Abstract
Mutations in genes that play a role in the processes of megakaryopoiesis and platelet production cause thrombocytopenia. Five pathogenic variants in the gene encoding cytochrome c (CYCS) associated with mild autosomal dominant thrombocytopenia have been reported. The role of cytochrome c in megakaryopoiesis and platelet formation is unknown, and it is unclear how mutations in CYCS cause thrombocytopenia. In the bone marrow, haematopoietic stem cells undergo a complex differentiation process in response to thrombopoietin, ultimately maturing into megakaryocytes (MKs). These mature MKs release platelets into the bloodstream through elongated intravascular projections called proplatelets. Culturing peripheral blood CD34+ and CD45+ cells from the G42S variant showed an acceleration in megakaryopoiesis compared to wild type (WT).

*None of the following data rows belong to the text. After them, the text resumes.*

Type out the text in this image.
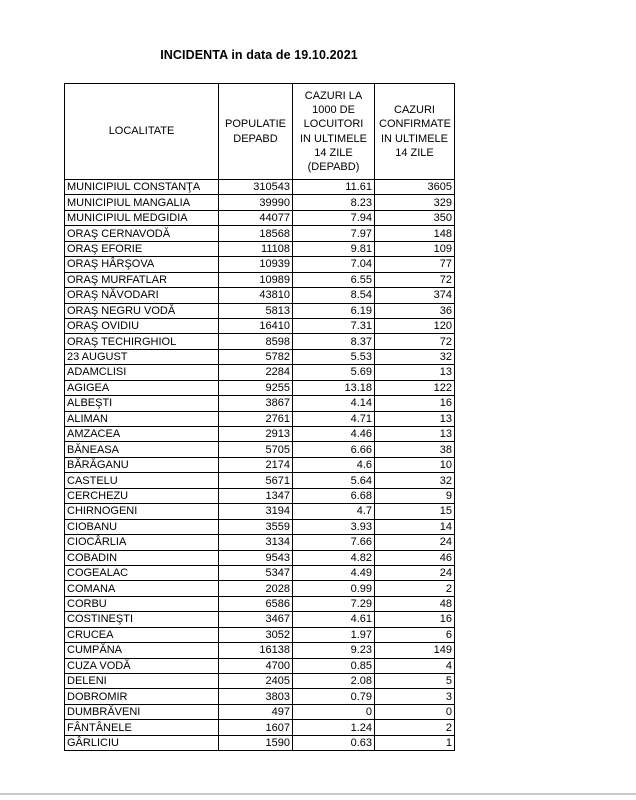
INCIDENTA in data de 19.10.2021
LOCALITATE	POPULATIE DEPABD	CAZURI LA 1000 DE LOCUITORI IN ULTIMELE 14 ZILE (DEPABD)	CAZURI CONFIRMATE IN ULTIMELE 14 ZILE
MUNICIPIUL CONSTANŢA	310543	11.61	3605
MUNICIPIUL MANGALIA	39990	8.23	329
MUNICIPIUL MEDGIDIA	44077	7.94	350
ORAŞ CERNAVODĂ	18568	7.97	148
ORAŞ EFORIE	11108	9.81	109
ORAŞ HÂRŞOVA	10939	7.04	77
ORAŞ MURFATLAR	10989	6.55	72
ORAŞ NĂVODARI	43810	8.54	374
ORAŞ NEGRU VODĂ	5813	6.19	36
ORAŞ OVIDIU	16410	7.31	120
ORAŞ TECHIRGHIOL	8598	8.37	72
23 AUGUST	5782	5.53	32
ADAMCLISI	2284	5.69	13
AGIGEA	9255	13.18	122
ALBEŞTI	3867	4.14	16
ALIMAN	2761	4.71	13
AMZACEA	2913	4.46	13
BĂNEASA	5705	6.66	38
BĂRĂGANU	2174	4.6	10
CASTELU	5671	5.64	32
CERCHEZU	1347	6.68	9
CHIRNOGENI	3194	4.7	15
CIOBANU	3559	3.93	14
CIOCÂRLIA	3134	7.66	24
COBADIN	9543	4.82	46
COGEALAC	5347	4.49	24
COMANA	2028	0.99	2
CORBU	6586	7.29	48
COSTINEŞTI	3467	4.61	16
CRUCEA	3052	1.97	6
CUMPĂNA	16138	9.23	149
CUZA VODĂ	4700	0.85	4
DELENI	2405	2.08	5
DOBROMIR	3803	0.79	3
DUMBRĂVENI	497	0	0
FÂNTÂNELE	1607	1.24	2
GÂRLICIU	1590	0.63	1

Earlier studies have demonstrated increased caspase activity in human G42S and Y49H (reported variants in CYCS) compared to WT cytochrome c in vitro. However, caspase activity in peripheral blood mononuclear cells (PBMCs) isolated from peripheral blood of the G42S variant showed no significant differences compared to WT. The involvement of the intrinsic apoptosis pathway in platelet production remains a topic of ongoing debate. To gain further insights into the molecular mechanisms of CYCS-associated thrombocytopenia, the c.145T>C mutation (Y49H) was introduced into K-562 and WTC11 iPSC cells using CRISPR-Cas base-editing. Inducing apoptosis in WTC11 iPSC cells with H2O2 revealed no significant differences in caspase activity between homozygous WT and homozygous mutant cells. However, this should be repeated as there were some technical differences. Moreover, H2O2 and ABT-737 were unable to induce apoptosis in the K-562 cells.
A previous study demonstrated that both Y49H and G42S variants reduce mitochondrial respiration in mouse cells. Another study found no significant differences in respiration function between the G42S variant and WT cytochrome c, as indicated by the relative oxygen consumption in mitoplasts lacking endogenous cytochrome c and containing either WT or G42S cytochrome c. Notably, the result of this study showed the c.145T>C mutation did not affect mitochondrial respiration in K-562 cells.
In summary, the findings of this study provide additional insights into the cellular basis of the Y49H variant in megakaryopoiesis. The results support that the c.145T>C mutation enhances MK maturation in K-562 cells under both 18.5% and 5% O2. Additionally, the c.145T>C mutation does not impact mitochondrial respiration function in the K-562 cells and apoptosis in WTC11 iPSC cells. Furthermore, culturing CD45+ cells isolated from peripheral blood revealed that under 5% O2, unlike in 18.5% O2, the CD45+ cells did not differentiate into MKs.